I was originally one of those readers who missed the payoff when it came to "18 Miles to Yeero". I’m very glad, though, that I gave it a second chance. I still see imperfections in the poem, to be sure, but these are easily overshadowed by its rich language, form, and content. Poems like "18 Miles" humble me as an editor – there isn’t enough time on earth to carefully give multiple readings to every poem submitted to OGOV, but when I rediscover a poem like "18 Miles", I wish there was. I fear what I might have missed publishing over the years.

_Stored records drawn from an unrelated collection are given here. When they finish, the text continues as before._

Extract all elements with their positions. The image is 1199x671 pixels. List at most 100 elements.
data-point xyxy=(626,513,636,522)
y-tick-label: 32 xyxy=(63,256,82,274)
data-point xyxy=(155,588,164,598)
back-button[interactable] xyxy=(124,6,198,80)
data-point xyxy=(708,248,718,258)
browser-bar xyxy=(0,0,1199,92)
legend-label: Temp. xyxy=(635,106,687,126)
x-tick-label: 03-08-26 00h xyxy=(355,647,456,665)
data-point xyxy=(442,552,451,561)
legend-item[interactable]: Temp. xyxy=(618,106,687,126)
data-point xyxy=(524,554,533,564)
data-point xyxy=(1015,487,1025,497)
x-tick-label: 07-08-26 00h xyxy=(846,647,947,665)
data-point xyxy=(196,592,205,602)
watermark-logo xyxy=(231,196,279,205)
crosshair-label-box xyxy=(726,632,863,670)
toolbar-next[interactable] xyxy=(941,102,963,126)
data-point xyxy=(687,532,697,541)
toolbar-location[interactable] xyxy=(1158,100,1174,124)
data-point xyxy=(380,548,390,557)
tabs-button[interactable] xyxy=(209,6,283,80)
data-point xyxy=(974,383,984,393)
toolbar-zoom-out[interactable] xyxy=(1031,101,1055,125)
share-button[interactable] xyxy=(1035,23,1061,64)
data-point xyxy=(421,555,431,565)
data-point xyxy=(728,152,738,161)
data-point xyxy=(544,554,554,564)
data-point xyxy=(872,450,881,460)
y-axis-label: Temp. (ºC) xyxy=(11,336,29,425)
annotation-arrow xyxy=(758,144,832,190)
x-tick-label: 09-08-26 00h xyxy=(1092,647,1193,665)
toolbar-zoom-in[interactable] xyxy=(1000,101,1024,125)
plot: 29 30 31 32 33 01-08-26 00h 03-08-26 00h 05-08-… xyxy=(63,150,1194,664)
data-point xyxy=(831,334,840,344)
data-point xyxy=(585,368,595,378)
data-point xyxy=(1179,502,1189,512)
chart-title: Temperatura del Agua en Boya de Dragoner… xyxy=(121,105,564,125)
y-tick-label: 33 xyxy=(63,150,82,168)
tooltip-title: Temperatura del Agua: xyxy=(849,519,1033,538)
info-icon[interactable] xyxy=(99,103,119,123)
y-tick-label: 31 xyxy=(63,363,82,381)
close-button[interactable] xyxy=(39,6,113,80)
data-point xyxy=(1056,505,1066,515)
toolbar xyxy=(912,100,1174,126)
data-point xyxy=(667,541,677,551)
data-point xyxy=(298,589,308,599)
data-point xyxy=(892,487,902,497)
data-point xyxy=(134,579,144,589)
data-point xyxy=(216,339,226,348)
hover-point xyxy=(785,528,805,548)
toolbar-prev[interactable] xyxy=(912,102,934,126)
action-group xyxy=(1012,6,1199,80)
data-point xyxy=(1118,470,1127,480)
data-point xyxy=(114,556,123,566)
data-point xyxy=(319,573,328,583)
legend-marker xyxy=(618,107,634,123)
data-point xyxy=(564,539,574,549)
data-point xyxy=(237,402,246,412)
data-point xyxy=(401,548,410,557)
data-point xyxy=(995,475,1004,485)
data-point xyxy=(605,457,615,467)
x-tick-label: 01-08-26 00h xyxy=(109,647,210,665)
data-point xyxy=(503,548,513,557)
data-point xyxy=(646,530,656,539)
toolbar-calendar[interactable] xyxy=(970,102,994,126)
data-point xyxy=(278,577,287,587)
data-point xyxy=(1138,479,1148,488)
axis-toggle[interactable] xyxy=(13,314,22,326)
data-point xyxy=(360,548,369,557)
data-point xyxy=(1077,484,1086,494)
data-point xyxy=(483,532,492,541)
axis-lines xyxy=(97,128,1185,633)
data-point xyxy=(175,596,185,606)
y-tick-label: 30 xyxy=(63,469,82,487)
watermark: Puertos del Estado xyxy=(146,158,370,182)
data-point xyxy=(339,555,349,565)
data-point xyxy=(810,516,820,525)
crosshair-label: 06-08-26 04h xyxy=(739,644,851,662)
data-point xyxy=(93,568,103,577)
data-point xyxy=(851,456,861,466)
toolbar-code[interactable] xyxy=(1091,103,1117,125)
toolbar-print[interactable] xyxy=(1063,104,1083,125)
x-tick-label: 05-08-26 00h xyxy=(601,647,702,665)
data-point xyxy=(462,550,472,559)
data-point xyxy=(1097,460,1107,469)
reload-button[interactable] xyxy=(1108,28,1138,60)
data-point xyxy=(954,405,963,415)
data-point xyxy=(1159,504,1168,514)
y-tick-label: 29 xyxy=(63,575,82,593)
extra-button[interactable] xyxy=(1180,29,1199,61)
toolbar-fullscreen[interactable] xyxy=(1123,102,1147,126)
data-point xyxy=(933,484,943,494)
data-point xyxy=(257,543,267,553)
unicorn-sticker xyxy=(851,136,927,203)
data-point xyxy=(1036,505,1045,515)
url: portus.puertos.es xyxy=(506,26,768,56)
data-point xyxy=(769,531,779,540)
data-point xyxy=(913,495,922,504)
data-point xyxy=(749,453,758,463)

But at the very least I can be happy that this poem made it out there.

I encourage our long-time readers to go back through our archives and find some poems that you may have overlooked, and encourage our new readers to discover those same poems for the first time.

* I owe a debt here to Zachariah Wells, whose anthology Jailbreaks: 99 Canadian Sonnets (Biblioasis, 2008) introduced me to both the poem itself and to the sonnet hidden away within its twenty lines.

Rob Taylor is a Co-Founder and Editor at OGOV. You can read more of his writing here.


Nana Agyemang Ofosu said...

Great piece of work and i enjoyed it. It really tackles the poem from my perspective and it reveals my intentions as to the structure and the style. No wonder Rob is my favorite editor

adjei agyei-baah said...

This poem has been one of my all time favorite by my fellow poet. I quite remember i personally called him to congratulate him for sharing his first time experience at the Northern part of Ghana with those of us who had never been there before.

His use of imagery in this piece is superb as it leaves a mental picture that calls for awareness and immediacy and further chastises the politicians for not doing much for the distant folks.

It therefore come to me as no surprise when Roy thought it wise to revisit this poem for a critical appreciation for us enjoy one more time.

Once again,Kudos my creative friend and let's together keep the poetry banner dancing.